Momencik, trwa przetwarzanie danych   loading-animation
zarchiwizowany

#48274

przez (PW) ·
| było | Do ulubionych
Jakiś czas temu przeżyłam coś dla mnie strasznego-musiałam uśpić mojego psa. Zachorował na pewną chorobę, ale to nie istotne tutaj.
Między mną a dziewczyną w poczekalni:
[J]-ja, [DZ]-dziewczyna.
[DZ]-Dzieńdobry! Pani po co?
[J]-Widzi pani, z przykrych powodów. Prawdopodobnie będę musiała uśpić mojego czworonoga.
[DZ]-Och! Tak mi przykro! Można wiedzieć, jaka rasa? Ile wystaw wygranych?
[J]-Ech, żadnej. Kundelek. Mieszanka husky i labradora.
[DZ]-Ach!
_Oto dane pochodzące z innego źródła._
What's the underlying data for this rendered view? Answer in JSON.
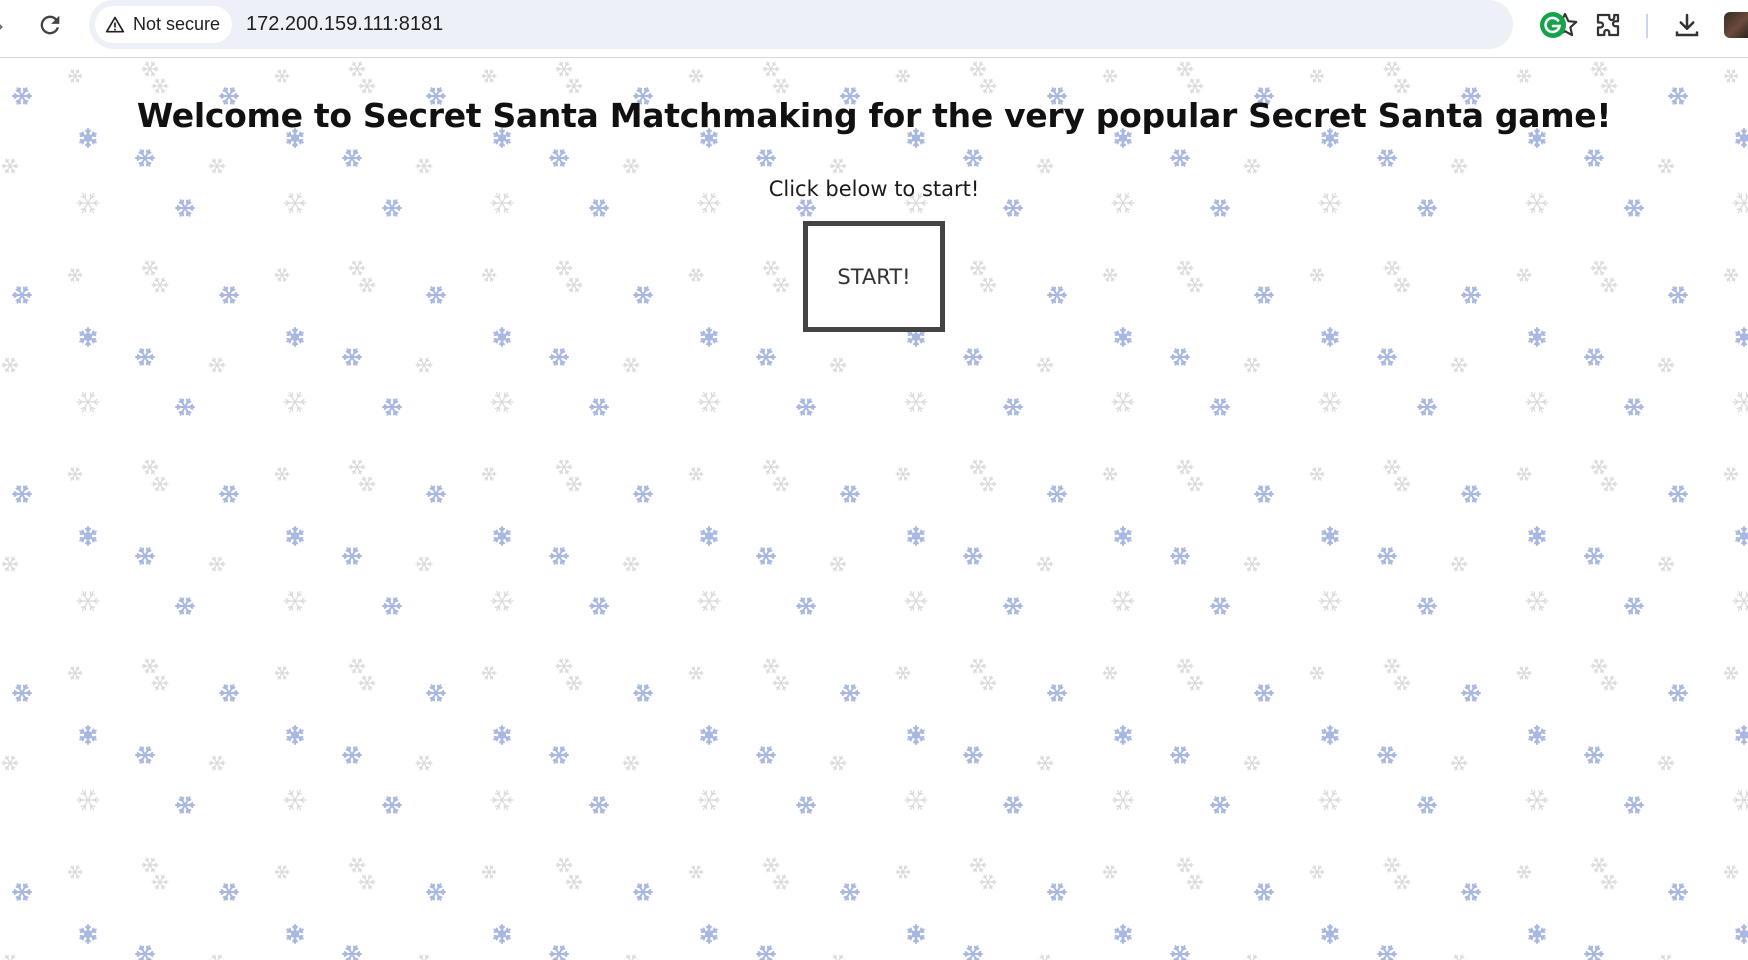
{
  "browser": {
    "security_label": "Not secure",
    "url": "172.200.159.111:8181",
    "icons": [
      "back-arrow-icon",
      "reload-icon",
      "warning-icon",
      "star-icon",
      "grammarly-icon",
      "extensions-icon",
      "download-icon",
      "profile-avatar"
    ]
  },
  "page": {
    "title": "Welcome to Secret Santa Matchmaking for the very popular Secret Santa game!",
    "subtitle": "Click below to start!",
    "start_label": "START!"
  },
  "colors": {
    "snowflake": "#a9b8e3",
    "snowflake_faint": "#d9d9d9",
    "button_border": "#444444",
    "grammarly": "#15a34a"
  }
}
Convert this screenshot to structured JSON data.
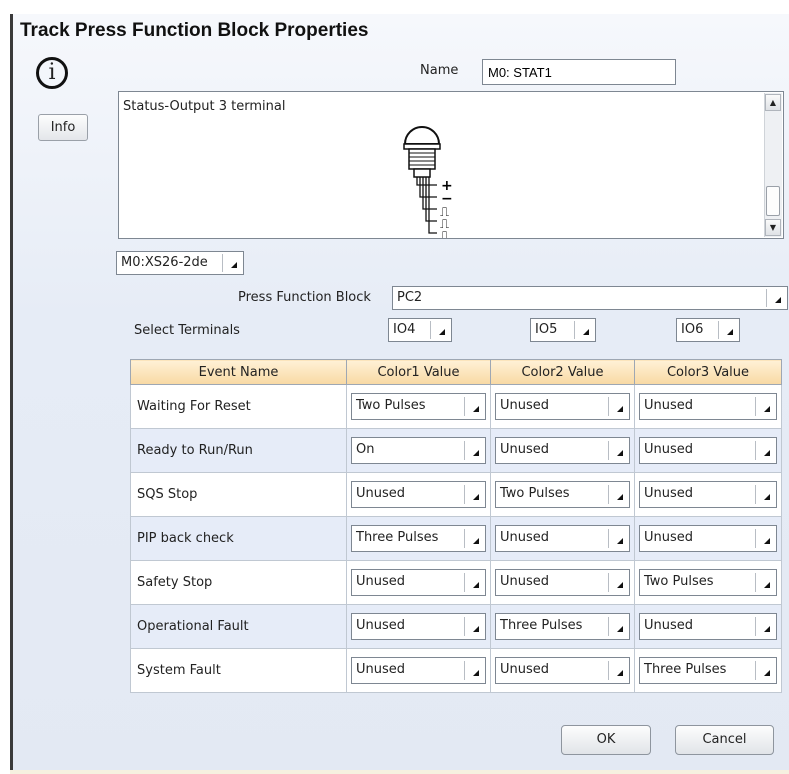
{
  "dialog": {
    "title": "Track Press Function Block Properties",
    "info_label": "Info",
    "name_label": "Name",
    "name_value": "M0: STAT1",
    "description": "Status-Output 3 terminal",
    "device_signs": [
      "+",
      "−",
      "⎍",
      "⎍",
      "⎍"
    ],
    "connector_select": "M0:XS26-2de",
    "press_function_block_label": "Press Function Block",
    "press_function_block_value": "PC2",
    "select_terminals_label": "Select Terminals",
    "terminals": [
      "IO4",
      "IO5",
      "IO6"
    ]
  },
  "table": {
    "headers": [
      "Event Name",
      "Color1 Value",
      "Color2 Value",
      "Color3 Value"
    ],
    "rows": [
      {
        "event": "Waiting For Reset",
        "c1": "Two Pulses",
        "c2": "Unused",
        "c3": "Unused"
      },
      {
        "event": "Ready to Run/Run",
        "c1": "On",
        "c2": "Unused",
        "c3": "Unused"
      },
      {
        "event": "SQS Stop",
        "c1": "Unused",
        "c2": "Two Pulses",
        "c3": "Unused"
      },
      {
        "event": "PIP back check",
        "c1": "Three Pulses",
        "c2": "Unused",
        "c3": "Unused"
      },
      {
        "event": "Safety Stop",
        "c1": "Unused",
        "c2": "Unused",
        "c3": "Two Pulses"
      },
      {
        "event": "Operational Fault",
        "c1": "Unused",
        "c2": "Three Pulses",
        "c3": "Unused"
      },
      {
        "event": "System Fault",
        "c1": "Unused",
        "c2": "Unused",
        "c3": "Three Pulses"
      }
    ]
  },
  "buttons": {
    "ok": "OK",
    "cancel": "Cancel"
  },
  "icons": {
    "info": "info-icon",
    "dropdown": "dropdown-arrow-icon",
    "scroll_up": "scroll-up-icon",
    "scroll_down": "scroll-down-icon",
    "device": "stack-light-device-icon"
  },
  "colors": {
    "header_gradient_top": "#fff1d6",
    "header_gradient_bottom": "#f8d9a4",
    "row_alt": "#e6ecf8",
    "window_bg": "#e6ecf6"
  }
}
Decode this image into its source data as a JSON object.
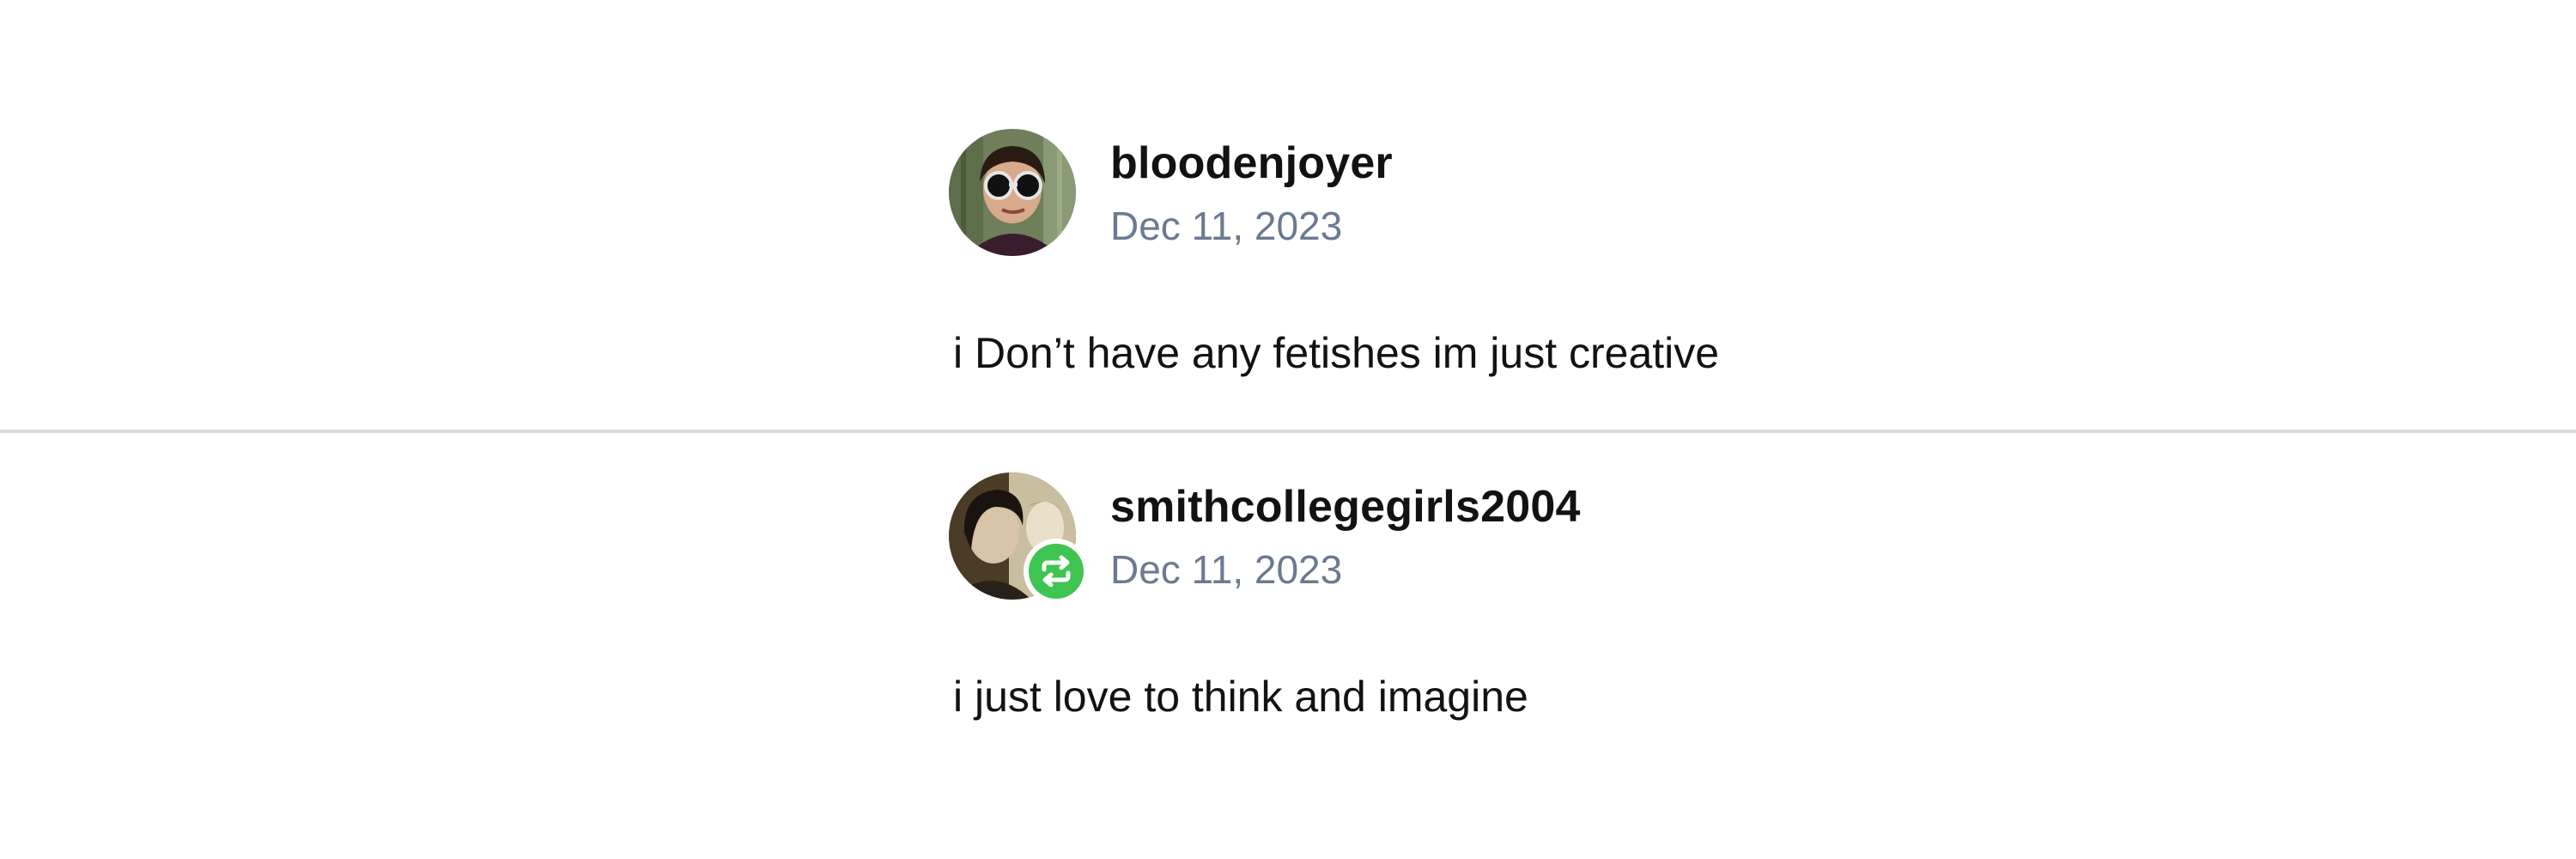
{
  "posts": [
    {
      "username": "bloodenjoyer",
      "date": "Dec 11, 2023",
      "body": "i Don’t have any fetishes im just creative",
      "reblogged": false
    },
    {
      "username": "smithcollegegirls2004",
      "date": "Dec 11, 2023",
      "body": "i just love to think and imagine",
      "reblogged": true
    }
  ],
  "colors": {
    "username": "#121212",
    "date": "#6b7a8f",
    "divider": "#dcdcdc",
    "reblog_badge": "#3ec450"
  },
  "icons": {
    "reblog": "reblog-icon"
  }
}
TO już rozumiem, czemu go pani usypia. Wg. mnie też takie kreatury nie powinny żyć. Jeszcze zarażą czymś nasze rasowe psy, nieprawdaż? (śmiech a'la perła) Głupie to takie i brzydkie. No cóż...i nawija tak przez dłuższy czas. Ja siedzę, ze łzami w oczach, nie odzywam się. Przyszła moja kolej, weszłam, a słyszałam jeszcze tę blondi nawijającą do innych ludzi, na temat tego, jak to dobrze, że ten potwór zostanie uśpiony...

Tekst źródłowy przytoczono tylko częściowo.